William Clerke (fl. 1595) was an English writer.

==Life==
Clerke matriculated as a sizar of Trinity College, Cambridge, in June 1575, became a scholar of that house, and in 1578-9 proceeded Bachelor of Arts. He was soon afterward elected a fellow of his college, and in 1582 he commenced Master of Arts. There was a William Clerke, possibly the same, who was admitted to St. Paul's School on the recommendation of Mr. Malyne, and who received money 3 June 1579 and 20 February 1579–80, on going to Cambridge, from Robert Nowel's estate.

==Works==
He is the supposed author of:
- 'The Triall of Bastardie. ... Annexed at the end of this Treatise, touching the prohibition of Marriage, a Table of the Levitical, English, and Positive Canon Catalogues, their concordance and difference,' Lond. 1594, 4to.
- 'Polimanteia, or, the meanes lawfull and unlawfull, to judge of the fall of a Common-wealth against the frivolous and foolish conjectures of this age. Whereunto is added a letter from England to her three daughters, Cambridge, Oxford, Innes of Court, and to all the rest of her inhabitants, persuading them to a constant unitie of what religion soever they are ...' Cambridge, 1595, 4to.

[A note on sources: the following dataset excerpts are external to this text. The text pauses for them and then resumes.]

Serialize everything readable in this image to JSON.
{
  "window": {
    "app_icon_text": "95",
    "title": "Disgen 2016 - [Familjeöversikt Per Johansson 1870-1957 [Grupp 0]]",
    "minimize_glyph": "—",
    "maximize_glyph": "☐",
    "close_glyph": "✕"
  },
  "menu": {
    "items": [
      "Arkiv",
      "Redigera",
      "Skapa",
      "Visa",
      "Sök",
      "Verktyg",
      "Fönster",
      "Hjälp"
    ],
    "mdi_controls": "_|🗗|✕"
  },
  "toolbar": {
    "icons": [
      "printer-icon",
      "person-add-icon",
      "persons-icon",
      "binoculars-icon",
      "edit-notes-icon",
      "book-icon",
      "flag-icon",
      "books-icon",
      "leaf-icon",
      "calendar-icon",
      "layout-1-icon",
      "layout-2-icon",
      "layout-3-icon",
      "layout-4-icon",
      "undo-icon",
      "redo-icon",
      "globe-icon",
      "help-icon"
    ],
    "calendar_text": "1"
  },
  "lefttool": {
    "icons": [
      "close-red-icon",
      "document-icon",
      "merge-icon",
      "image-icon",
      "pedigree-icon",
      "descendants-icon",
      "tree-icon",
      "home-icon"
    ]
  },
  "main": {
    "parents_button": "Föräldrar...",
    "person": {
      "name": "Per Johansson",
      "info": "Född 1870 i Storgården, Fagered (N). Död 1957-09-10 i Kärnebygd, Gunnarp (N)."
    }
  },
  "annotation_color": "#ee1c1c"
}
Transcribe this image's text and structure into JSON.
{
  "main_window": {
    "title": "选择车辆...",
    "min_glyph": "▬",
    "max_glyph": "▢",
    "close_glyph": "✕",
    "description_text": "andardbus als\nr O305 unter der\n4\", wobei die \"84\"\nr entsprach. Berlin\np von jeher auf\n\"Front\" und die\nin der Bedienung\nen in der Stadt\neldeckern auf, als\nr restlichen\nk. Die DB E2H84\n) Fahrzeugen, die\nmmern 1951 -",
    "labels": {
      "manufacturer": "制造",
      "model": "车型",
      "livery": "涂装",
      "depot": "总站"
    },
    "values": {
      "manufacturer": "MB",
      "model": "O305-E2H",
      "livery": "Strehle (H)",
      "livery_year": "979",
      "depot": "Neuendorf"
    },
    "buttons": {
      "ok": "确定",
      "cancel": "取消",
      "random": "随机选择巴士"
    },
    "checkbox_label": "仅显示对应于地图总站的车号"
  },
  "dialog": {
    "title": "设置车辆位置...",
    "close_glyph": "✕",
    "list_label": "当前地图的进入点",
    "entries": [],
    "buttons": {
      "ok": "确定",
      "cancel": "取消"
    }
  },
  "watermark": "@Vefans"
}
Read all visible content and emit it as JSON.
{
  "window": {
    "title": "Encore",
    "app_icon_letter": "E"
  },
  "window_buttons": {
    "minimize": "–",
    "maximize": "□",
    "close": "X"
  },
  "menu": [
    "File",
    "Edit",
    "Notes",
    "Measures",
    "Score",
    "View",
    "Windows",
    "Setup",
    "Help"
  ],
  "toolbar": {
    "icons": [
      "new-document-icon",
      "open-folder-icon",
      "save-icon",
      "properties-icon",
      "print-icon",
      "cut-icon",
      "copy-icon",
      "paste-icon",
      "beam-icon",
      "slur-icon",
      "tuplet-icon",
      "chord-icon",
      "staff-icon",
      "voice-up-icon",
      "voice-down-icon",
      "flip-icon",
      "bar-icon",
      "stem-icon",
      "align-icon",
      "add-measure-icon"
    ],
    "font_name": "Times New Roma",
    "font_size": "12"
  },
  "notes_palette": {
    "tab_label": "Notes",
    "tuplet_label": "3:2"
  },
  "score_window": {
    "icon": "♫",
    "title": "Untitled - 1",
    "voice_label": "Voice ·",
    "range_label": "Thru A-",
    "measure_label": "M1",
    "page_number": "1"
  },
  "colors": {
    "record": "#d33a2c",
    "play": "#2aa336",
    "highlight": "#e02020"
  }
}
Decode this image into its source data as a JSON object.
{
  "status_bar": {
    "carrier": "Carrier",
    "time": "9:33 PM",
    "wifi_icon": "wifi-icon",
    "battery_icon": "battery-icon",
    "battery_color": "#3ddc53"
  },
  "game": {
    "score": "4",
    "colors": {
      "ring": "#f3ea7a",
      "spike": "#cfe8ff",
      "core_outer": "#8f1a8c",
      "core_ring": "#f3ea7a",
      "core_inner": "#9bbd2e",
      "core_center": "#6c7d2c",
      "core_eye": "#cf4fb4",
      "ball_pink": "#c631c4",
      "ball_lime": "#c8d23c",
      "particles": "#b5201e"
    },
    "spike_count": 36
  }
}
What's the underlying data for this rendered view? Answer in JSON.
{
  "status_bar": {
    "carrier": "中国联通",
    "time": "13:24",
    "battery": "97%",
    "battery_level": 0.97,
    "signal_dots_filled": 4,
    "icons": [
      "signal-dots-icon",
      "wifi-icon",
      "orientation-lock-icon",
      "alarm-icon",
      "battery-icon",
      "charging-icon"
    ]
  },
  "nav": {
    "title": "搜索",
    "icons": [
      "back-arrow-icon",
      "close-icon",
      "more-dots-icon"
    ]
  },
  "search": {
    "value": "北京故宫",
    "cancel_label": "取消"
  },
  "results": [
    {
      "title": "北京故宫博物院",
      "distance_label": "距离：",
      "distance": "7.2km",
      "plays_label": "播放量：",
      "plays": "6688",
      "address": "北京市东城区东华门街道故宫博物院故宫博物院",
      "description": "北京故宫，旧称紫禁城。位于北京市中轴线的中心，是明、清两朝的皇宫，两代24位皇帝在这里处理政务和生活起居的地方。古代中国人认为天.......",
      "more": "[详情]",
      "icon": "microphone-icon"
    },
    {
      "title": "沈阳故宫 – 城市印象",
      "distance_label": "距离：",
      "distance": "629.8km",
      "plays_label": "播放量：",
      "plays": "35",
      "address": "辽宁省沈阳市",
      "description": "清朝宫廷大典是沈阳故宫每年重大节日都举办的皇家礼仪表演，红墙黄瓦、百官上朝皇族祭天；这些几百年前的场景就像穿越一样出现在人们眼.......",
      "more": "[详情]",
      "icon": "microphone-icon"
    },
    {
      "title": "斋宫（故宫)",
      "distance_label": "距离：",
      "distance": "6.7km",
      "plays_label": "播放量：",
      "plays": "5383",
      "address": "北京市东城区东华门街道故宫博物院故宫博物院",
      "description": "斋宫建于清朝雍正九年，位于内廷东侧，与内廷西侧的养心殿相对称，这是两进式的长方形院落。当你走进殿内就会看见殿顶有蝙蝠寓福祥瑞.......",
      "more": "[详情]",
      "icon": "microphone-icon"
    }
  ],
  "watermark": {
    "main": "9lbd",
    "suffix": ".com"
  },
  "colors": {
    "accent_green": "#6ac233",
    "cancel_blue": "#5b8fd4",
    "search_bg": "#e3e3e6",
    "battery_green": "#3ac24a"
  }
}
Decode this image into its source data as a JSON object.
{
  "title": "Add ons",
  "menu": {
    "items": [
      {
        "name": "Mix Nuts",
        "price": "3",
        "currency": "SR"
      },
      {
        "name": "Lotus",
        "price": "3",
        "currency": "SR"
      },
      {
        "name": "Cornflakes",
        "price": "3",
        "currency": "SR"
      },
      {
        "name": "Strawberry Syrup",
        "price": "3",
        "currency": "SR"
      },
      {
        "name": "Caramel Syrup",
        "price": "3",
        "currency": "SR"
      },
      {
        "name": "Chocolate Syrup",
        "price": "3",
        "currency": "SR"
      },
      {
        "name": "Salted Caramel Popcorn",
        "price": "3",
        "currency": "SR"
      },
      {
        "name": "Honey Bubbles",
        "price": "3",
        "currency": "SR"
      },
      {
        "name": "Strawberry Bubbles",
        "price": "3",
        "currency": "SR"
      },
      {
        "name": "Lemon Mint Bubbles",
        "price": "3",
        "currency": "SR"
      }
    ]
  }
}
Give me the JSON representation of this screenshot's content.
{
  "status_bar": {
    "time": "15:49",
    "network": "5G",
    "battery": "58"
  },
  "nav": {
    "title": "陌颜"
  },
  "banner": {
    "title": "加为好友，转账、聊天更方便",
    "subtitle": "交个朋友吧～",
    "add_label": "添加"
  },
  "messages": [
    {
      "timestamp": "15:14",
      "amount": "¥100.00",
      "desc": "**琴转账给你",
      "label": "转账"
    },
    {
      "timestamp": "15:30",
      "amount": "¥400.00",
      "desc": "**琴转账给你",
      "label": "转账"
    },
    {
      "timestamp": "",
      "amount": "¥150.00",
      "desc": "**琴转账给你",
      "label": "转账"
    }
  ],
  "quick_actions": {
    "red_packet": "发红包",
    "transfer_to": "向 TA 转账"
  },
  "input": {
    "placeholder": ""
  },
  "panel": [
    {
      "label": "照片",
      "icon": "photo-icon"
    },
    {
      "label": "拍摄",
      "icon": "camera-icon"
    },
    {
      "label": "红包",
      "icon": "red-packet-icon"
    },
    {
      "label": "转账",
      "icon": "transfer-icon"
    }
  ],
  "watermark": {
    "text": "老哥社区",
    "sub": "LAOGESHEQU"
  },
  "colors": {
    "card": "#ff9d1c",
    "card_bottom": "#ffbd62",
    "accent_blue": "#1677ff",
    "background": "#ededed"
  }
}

The dedication to Robert Devereux, earl of Essex, is signed 'W. C.' It is now attributed to William Covell. In this very curious and interesting work mention is made of our old English writers, 'sweet Shakespeare,' Harvey, Nash, and 'divine Spenser.' It has been said that this is the earliest known publication in which William Shakespeare's name is mentioned; but it occurs previously in the commendatory verses prefixed to "Willobie His Avisa," 1594.